Laboratory Abnormalities: Anemia, Neutropenia, Elevated liver enzymes (AST/ALT).


Serious Adverse Reactions (Requiring Urgent Intervention)

| Adverse Reaction Type | Incidence        | Intervention Measures

| Hepatotoxicity            | 10%–15%  | Monitor liver function regularly; suspend treatment and reduce dose if anorexia, jaundice, or right upper quadrant pain occurs.

| Neurotoxicity         | 5%–10%   | Permanently discontinue treatment if confusion, seizures, or ataxia occurs.

| QT Interval Prolongation    | <5%          | Monitor ECG at baseline and mid-cycle; suspend treatment if QTc > 500 ms. VI. Contraindications and Precautions

1. Contraindications:

- Patients with hypersensitivity to larotrectinib or to any of the excipients.

2. Key Warnings:

Hepatotoxicity: Monitor liver function prior to treatment and every 4 weeks thereafter; dose adjustment is required for patients with moderate to severe hepatic impairment. 
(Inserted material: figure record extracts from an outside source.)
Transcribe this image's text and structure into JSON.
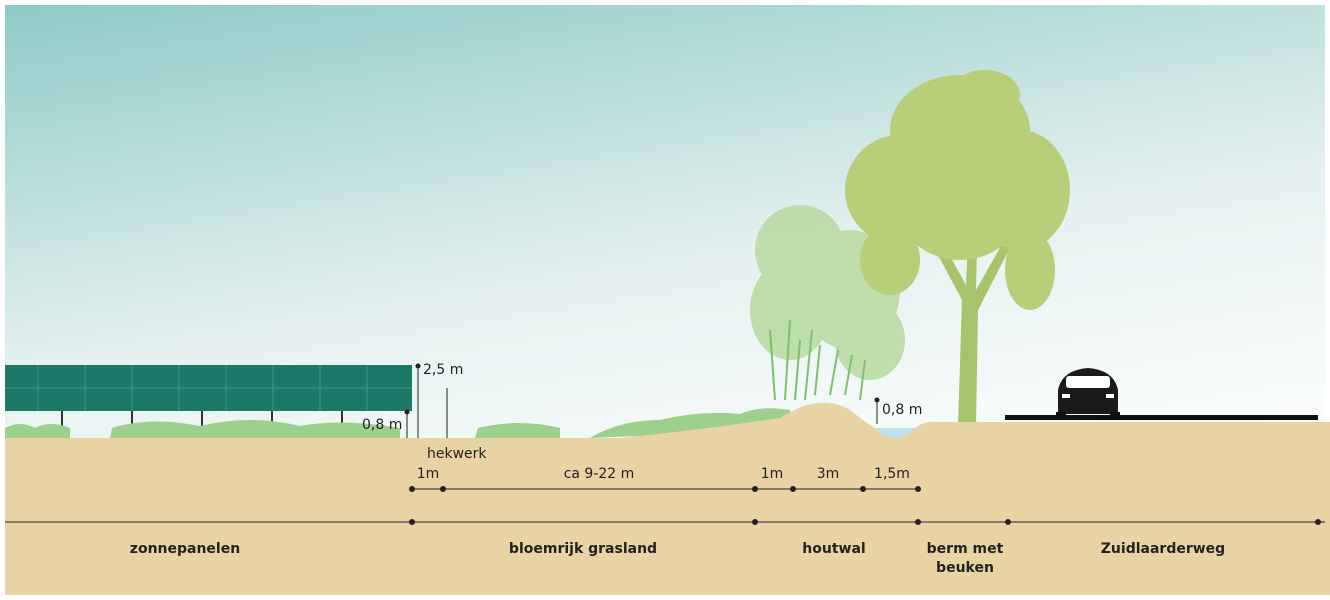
{
  "annotations": {
    "panel_height": "2,5 m",
    "panel_clearance": "0,8 m",
    "fence": "hekwerk",
    "ditch_depth": "0,8 m"
  },
  "dimensions": [
    "1m",
    "ca 9-22 m",
    "1m",
    "3m",
    "1,5m"
  ],
  "zones": [
    {
      "lines": [
        "zonnepanelen"
      ]
    },
    {
      "lines": [
        "bloemrijk grasland"
      ]
    },
    {
      "lines": [
        "houtwal"
      ]
    },
    {
      "lines": [
        "berm met",
        "beuken"
      ]
    },
    {
      "lines": [
        "Zuidlaarderweg"
      ]
    }
  ]
}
Embryo-fetal Toxicity: Contraindicated in pregnant women (animal studies have demonstrated teratogenicity); patients of reproductive potential must use effective contraception during treatment and for 1 week following the last dose. 

Lactation: Breastfeeding is prohibited during treatment and for 1 week following the last dose.

3. Drug Interactions:

Strong CYP3A4 Inhibitors (e.g., ketoconazole): ↑ Larotrectinib plasma concentrations → Avoid co-administration or reduce dose. 

Strong CYP3A4 Inducers (e.g., rifampin): ↓ Larotrectinib efficacy → Co-administration is contraindicated.


VII. Use in Specific Populations

Pediatric Patients: Safety and efficacy have been established (including infants ≥1 month of age); dosage must be adjusted based on body surface area.

Geriatric Patients (≥65 years): No dose adjustment is required; however, enhanced monitoring of liver function and neurological status is recommended.

Hepatic/Renal Impairment:

- Mild Hepatic Impairment (Child-Pugh A): No dose adjustment is required.

- Moderate to Severe Hepatic Impairment (Child-Pugh B/C) or Renal Impairment: Data are limited; use with caution.


Summary and Key Points

1. Genetic Testing is a Prerequisite: Indicated only for solid tumors harboring an *NTRK* gene fusion; confirmation via molecular testing is mandatory prior to treatment initiation.

2. Significant Benefits in Pediatric Patients: Demonstrates high response rates in pediatric tumors (e.g., infantile fibrosarcoma); the oral solution formulation facilitates administration in younger patients.

3. Long-term Safety Management: Focus on monitoring for hepatotoxicity and neurotoxicity; conduct periodic assessments of liver function, ECGs, and neurological symptoms.